Harris had a major role on Parsons’ final two albums, 1973’s “GP” and 1974’s “Grievous Angel,” and on his legendary 1973 tour with the Fallen Angels. Between the releases of the two albums, however, Parsons died of a drug overdose at Joshua Tree National Monument on Sept. 19, 1973.

Harris mourned for a while, but she couldn’t mourn too long – she had rent to pay and a daughter to raise. It would seemed like a backward step to return to the solo folksinger routine, so she put together a country-rock band along the lines of the Fallen Angels. Guidera played bass; guitarist Bruce Archer, drummer Mark Cuff and steel guitarist Danny Pendleton filled out the quintet. The group landed a weekly gig in Bethesda, Maryland, at the Red Fox Inn, where Ricky Scaggs and members of the Seldom Scene often sat in.

“Once I started singing country music with Gram,” Harris said, “there was no turning back for me.
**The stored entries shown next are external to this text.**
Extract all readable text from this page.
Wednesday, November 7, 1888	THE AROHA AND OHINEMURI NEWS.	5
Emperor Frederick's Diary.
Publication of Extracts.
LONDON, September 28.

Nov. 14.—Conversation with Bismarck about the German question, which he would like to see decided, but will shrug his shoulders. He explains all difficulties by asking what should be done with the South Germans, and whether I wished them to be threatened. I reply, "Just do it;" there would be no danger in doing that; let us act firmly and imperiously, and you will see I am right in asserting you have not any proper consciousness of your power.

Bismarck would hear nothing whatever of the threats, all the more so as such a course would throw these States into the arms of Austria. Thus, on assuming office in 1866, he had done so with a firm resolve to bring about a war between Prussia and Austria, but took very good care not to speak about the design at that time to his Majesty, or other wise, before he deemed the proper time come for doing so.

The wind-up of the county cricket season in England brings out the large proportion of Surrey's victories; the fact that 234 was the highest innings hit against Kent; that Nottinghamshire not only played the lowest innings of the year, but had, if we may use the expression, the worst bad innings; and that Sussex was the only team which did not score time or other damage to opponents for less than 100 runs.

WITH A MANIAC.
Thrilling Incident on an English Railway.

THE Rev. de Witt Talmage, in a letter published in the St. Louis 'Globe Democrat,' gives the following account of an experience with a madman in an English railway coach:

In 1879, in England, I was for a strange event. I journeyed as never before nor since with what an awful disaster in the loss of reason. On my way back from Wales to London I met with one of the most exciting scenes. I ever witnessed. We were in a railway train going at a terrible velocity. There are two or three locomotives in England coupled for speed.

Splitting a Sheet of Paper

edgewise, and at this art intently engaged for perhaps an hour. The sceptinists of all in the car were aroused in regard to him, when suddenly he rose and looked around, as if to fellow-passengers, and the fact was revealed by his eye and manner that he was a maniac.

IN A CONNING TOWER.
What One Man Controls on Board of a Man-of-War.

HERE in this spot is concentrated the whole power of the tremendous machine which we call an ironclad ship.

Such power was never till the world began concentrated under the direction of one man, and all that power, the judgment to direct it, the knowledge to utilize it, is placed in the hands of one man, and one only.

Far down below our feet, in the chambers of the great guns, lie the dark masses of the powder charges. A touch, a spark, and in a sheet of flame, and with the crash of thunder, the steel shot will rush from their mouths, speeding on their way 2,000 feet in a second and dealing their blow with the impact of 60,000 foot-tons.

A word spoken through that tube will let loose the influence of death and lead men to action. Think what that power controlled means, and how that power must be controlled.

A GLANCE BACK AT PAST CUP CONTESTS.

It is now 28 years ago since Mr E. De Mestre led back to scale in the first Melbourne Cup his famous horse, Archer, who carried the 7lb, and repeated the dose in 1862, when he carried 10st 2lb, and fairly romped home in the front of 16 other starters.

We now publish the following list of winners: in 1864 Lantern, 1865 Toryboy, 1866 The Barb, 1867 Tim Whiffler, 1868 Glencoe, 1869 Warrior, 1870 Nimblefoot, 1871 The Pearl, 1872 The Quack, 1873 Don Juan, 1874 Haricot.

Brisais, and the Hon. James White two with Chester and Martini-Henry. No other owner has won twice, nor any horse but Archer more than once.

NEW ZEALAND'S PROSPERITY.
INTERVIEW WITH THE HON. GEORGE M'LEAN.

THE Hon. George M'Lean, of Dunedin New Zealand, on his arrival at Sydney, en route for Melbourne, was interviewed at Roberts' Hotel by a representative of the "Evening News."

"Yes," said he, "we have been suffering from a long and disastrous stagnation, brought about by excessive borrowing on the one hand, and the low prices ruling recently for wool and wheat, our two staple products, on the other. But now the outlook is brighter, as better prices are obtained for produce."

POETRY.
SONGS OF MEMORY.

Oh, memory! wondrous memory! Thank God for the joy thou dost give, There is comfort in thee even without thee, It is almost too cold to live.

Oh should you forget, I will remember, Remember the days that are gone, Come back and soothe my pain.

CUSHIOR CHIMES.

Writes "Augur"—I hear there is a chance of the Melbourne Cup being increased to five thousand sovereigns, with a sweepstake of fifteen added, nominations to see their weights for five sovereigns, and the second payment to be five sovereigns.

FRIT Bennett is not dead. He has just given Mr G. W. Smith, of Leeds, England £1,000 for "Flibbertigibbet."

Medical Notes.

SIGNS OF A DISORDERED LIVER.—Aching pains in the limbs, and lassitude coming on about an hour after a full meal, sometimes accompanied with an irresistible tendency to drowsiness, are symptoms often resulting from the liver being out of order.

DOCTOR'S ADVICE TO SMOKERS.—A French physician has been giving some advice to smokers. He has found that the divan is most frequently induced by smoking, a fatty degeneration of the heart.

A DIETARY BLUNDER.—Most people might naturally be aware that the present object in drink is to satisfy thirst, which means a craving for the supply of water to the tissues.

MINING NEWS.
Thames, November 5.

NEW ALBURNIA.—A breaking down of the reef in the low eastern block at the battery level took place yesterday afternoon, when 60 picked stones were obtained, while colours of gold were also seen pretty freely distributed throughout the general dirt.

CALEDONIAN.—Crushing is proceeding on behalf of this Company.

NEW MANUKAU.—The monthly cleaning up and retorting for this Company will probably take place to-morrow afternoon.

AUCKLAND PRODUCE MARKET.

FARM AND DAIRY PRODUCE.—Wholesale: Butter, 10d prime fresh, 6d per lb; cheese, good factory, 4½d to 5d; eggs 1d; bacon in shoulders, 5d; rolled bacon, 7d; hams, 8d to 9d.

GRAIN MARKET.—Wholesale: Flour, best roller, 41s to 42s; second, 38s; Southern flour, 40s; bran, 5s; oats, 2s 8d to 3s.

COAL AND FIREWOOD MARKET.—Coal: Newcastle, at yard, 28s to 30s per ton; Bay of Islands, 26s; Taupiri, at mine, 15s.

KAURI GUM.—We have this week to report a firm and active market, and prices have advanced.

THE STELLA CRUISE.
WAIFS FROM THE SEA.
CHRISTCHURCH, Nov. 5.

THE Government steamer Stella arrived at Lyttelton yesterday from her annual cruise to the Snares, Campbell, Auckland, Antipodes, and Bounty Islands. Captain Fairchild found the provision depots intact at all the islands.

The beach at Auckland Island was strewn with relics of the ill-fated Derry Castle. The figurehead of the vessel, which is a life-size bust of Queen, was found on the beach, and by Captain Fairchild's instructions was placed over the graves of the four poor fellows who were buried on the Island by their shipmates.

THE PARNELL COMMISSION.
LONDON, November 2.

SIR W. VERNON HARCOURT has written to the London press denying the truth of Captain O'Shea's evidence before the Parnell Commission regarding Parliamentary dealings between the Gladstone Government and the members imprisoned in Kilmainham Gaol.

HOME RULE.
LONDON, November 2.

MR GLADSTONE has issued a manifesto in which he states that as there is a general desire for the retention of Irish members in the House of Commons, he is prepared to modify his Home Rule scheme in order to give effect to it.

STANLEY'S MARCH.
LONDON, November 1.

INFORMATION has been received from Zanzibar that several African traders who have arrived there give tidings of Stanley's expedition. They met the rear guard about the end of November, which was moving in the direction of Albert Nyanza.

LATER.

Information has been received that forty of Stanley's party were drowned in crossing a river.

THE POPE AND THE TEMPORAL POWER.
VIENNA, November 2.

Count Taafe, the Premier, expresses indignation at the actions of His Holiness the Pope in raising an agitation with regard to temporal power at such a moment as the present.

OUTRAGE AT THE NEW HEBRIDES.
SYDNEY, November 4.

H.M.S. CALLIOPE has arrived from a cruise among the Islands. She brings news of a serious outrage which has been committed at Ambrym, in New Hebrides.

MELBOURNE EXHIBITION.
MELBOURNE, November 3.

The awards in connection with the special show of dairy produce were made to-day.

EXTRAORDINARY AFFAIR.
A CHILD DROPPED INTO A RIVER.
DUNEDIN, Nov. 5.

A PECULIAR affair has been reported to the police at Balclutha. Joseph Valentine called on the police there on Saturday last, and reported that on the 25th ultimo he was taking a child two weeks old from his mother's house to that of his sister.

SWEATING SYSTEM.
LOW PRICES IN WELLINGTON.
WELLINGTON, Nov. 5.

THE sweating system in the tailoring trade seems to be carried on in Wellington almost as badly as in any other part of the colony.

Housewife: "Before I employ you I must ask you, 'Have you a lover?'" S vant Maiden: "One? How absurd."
Of course, Gram’s death was so tragic, it was like having your arm cut off. So I put together a country band and started playing the same clubs I had been playing folk music. But now I had a different sensibility.”

Mary Martin, Parsons’s A&R representative at Warner Bros., called Toronto producer Brian Ahern, already renowned for producing Anne Murray’s early hits, and asked if he might like to produce Harris. He did, and he had some tunes that might fit her from a young, unknown songwriter named Rodney Crowell.

“I heard Emmy for the first time at the Red Fox Inn in Maryland with Mary Martin,” Ahern told me in 2004. “I recorded four sets of Emmylou and her band with my portable Uher cassette machine. Besides being visually very appealing, Emmy took control of the band and the stage. That impressed me. I didn’t want some namby-pamby singer.”

Harris, Ahern and Crowell soon relocated to Beverly Hills, where they recorded and released two albums in 1975, “Pieces of the Sky” and “Elite Hotel,” that changed country music forever by building a bridge between Parsons’s experiments and mainstream country radio. They made the records in California, but the crucial connections were forged in Washington.